The analysis of human antibody and cytokine responses to candidate vaccine antigens is a creditable way for establishing bona fide vaccine candidates. Such a study, focusing on the ten most promising schistosome vaccine antigens, was carried out over several years by the Egyptian Reference Diagnostic Center in Cairo in the 1990s [35]. At various time points, immune responses against a panel of antigens were determined in cohorts of humans living in areas where they were regularly exposed to infection and these results compared with parasitological diagnosis. Cellular and humoral immune responses were significantly associated with either apparent resistance or with apparent susceptibility to re-infection following chemotherapy. However, only a minority of these responses produced consistent associations and the results were seldom clear-cut. A similar investigation, carried out in the Philippines [36], confirmed the Egyptian findings, but a straightforward comparison was not possible because some of the antigens tested were different in the two studies. The discovery of the surface-located tetraspanins Sm-TSP-1 and TSP-2 as candidate vaccine antigens resulted from a combination of protective efficacy data obtained in the S. mansoni murine challenge model with their recognition by IgG1 and IgG3 antibodies from humans exposed but resistant to schistosomiasis [37]. These human studies are instructive for not only identifying the few antigens directly and exclusively associated with resistance, but also for indicating which of these components can be formulated with adjuvants to generate protective responses in animal models.

Concluding Remarks

Protection against schistosomiasis should not only reduce infection and protect from re-infection, but also accelerate immune responses in infected humans directed against granuloma-related pathology and/or worm fecundity [22]. However, the funding needed for a revised control strategy will clearly not be forthcoming without re-emphasizing the clinical dimension.
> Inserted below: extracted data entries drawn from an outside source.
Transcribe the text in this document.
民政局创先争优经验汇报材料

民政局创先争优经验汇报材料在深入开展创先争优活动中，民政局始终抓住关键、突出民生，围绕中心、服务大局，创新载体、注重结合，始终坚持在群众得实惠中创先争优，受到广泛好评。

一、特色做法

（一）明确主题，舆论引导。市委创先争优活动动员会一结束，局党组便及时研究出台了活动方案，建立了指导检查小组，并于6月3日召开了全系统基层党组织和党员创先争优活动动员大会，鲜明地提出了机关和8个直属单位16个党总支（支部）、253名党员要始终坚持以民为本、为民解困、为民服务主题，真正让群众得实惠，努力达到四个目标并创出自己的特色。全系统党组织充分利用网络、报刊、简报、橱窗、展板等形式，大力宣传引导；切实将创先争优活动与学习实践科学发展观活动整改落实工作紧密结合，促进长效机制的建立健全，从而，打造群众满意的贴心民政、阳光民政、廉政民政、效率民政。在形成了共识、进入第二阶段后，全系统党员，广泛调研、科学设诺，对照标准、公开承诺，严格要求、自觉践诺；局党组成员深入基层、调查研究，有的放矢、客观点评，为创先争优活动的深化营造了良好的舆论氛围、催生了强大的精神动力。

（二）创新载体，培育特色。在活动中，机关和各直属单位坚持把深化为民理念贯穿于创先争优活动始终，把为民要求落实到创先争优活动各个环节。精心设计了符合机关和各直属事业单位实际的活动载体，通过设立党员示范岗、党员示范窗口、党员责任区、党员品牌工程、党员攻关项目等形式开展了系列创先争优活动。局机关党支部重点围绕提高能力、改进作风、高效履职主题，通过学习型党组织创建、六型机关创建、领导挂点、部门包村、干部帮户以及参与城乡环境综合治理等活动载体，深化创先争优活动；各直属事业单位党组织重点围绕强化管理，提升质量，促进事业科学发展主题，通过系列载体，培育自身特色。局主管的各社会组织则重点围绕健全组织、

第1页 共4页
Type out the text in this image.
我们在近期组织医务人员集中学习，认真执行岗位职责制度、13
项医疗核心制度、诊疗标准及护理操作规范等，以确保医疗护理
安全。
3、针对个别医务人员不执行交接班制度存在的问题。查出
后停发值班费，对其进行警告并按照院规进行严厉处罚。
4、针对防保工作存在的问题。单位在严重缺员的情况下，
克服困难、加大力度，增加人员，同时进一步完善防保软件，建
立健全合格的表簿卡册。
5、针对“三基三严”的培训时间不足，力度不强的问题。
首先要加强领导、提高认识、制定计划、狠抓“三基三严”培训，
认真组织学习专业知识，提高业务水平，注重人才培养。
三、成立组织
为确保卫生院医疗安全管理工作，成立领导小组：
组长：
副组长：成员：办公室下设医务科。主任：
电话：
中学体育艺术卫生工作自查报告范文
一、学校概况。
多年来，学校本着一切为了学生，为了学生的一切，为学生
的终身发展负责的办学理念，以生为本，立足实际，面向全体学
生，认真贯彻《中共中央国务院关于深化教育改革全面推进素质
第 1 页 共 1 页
Thus, rigorous re-calculation of the true burden and societal impact of schistosomiasis, in the light of the new data on mortality and morbidity (including “subtle pathologies”), is urgently needed [1],[13],[14]. There is no denying that schistosomiasis vaccine development has followed a long and tortuous road [22],[24],[38]. However, the two vaccine candidates that have progressed the furthest toward clinical development—Sh28GST (at the Phase II level) [26] and Sm14 (about to initiate Phase I) [25]—demonstrate that this road is negotiable.